Arabs Say One Thing in Public and Another Behind Closed Doors

(JTA) Eric R. Mandel - According to Jonathan Spyer, director of the Middle East Center for Reporting and Analysis, "It's very important for Western policymakers to be aware that leaderships and elites throughout the Arab world today find a great deal of common ground with Israel on the issues of the Iranian and Sunni Islamist threats." "To an increasing extent, they are also weary of Palestinian intransigence and see Israel as a model for successful development. Much of that, however, cannot be said openly by these leaders because this does not reflect the views of parts of the societies of the leaders in question, where Islamist and/or Arab nationalist sentiments continue to hold sway." Despite some public lip service to the Palestinian cause, the Sunni Arab world knows that the Israeli-Palestinian conflict is at most a "side issue." An Israeli military intelligence expert who had just returned from private meetings in Europe with Arab and EU officials told me that, behind closed doors, their analysis of the Middle East, including Iran, is often light years away from the public rhetoric offered by European and Arab Sunni government officials to their citizens.

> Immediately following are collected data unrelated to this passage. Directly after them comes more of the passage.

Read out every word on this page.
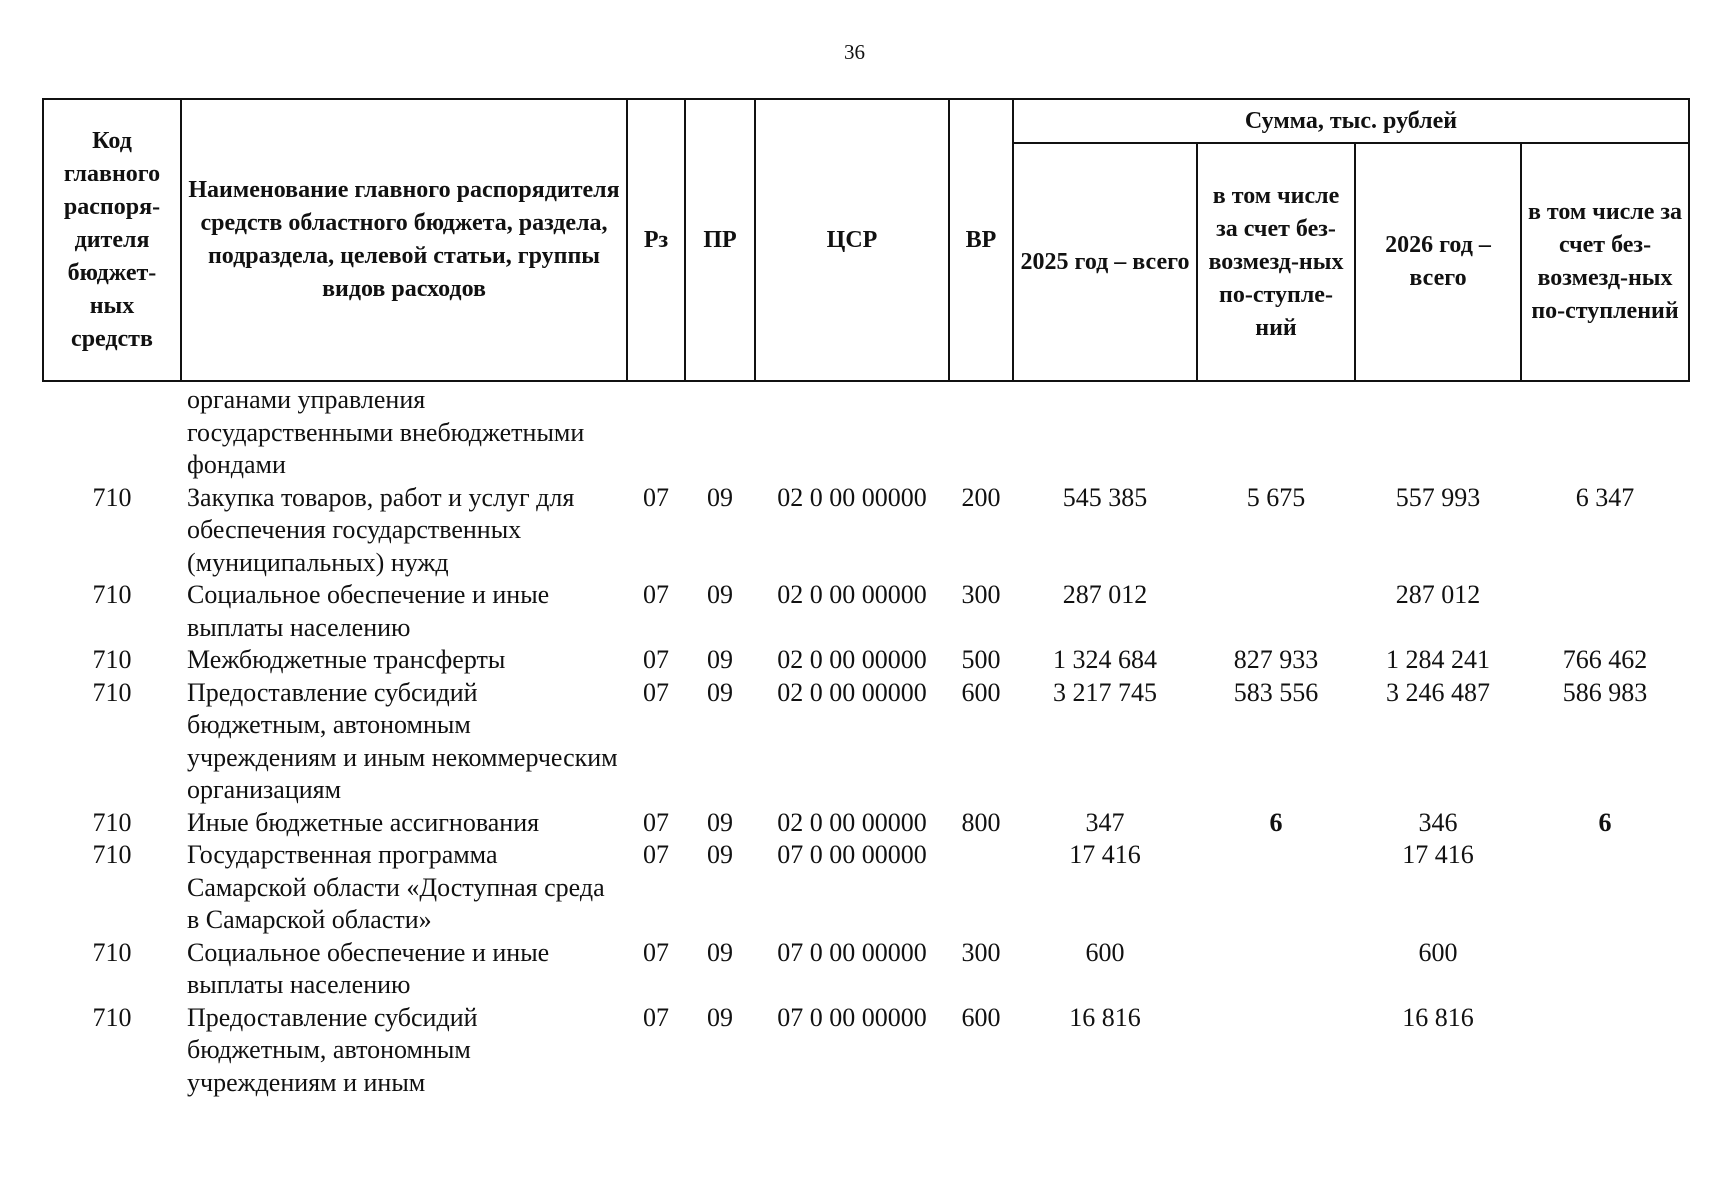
36
Код главного распоря-дителя бюджет-ных средств	Наименование главного распорядителя средств областного бюджета, раздела, подраздела, целевой статьи, группы видов расходов	Рз	ПР	ЦСР	ВР	Сумма, тыс. рублей			
						2025 год – всего	в том числе за счет без-возмезд-ных по-ступле-ний	2026 год – всего	в том числе за счет без-возмезд-ных по-ступлений
	органами управления государственными внебюджетными фондами								
710	Закупка товаров, работ и услуг для обеспечения государственных (муниципальных) нужд	07	09	02 0 00 00000	200	545 385	5 675	557 993	6 347
710	Социальное обеспечение и иные выплаты населению	07	09	02 0 00 00000	300	287 012		287 012	
710	Межбюджетные трансферты	07	09	02 0 00 00000	500	1 324 684	827 933	1 284 241	766 462
710	Предоставление субсидий бюджетным, автономным учреждениям и иным некоммерческим организациям	07	09	02 0 00 00000	600	3 217 745	583 556	3 246 487	586 983
710	Иные бюджетные ассигнования	07	09	02 0 00 00000	800	347	6	346	6
710	Государственная программа Самарской области «Доступная среда в Самарской области»	07	09	07 0 00 00000		17 416		17 416	
710	Социальное обеспечение и иные выплаты населению	07	09	07 0 00 00000	300	600		600	
710	Предоставление субсидий бюджетным, автономным учреждениям и иным	07	09	07 0 00 00000	600	16 816		16 816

The conflicts of the Middle East are primarily tribal and religious in nature, and the primary allegiance is not to modern states artificially constructed by the West 100 years ago. Insiders know that if there were no Israel, the Shiites would still hate the Sunnis, Iran would still aspire to hegemony, Turkey would still be an unreliable NATO ally, and Libya and Yemen would still be chaotic. Some European officials, who vociferously defend the Iran nuclear agreement publicly, privately acknowledge the dangers of the Iranian revolutionary theocracy that acts against their values. The writer is director of MEPIN, the Middle East Political Information Network.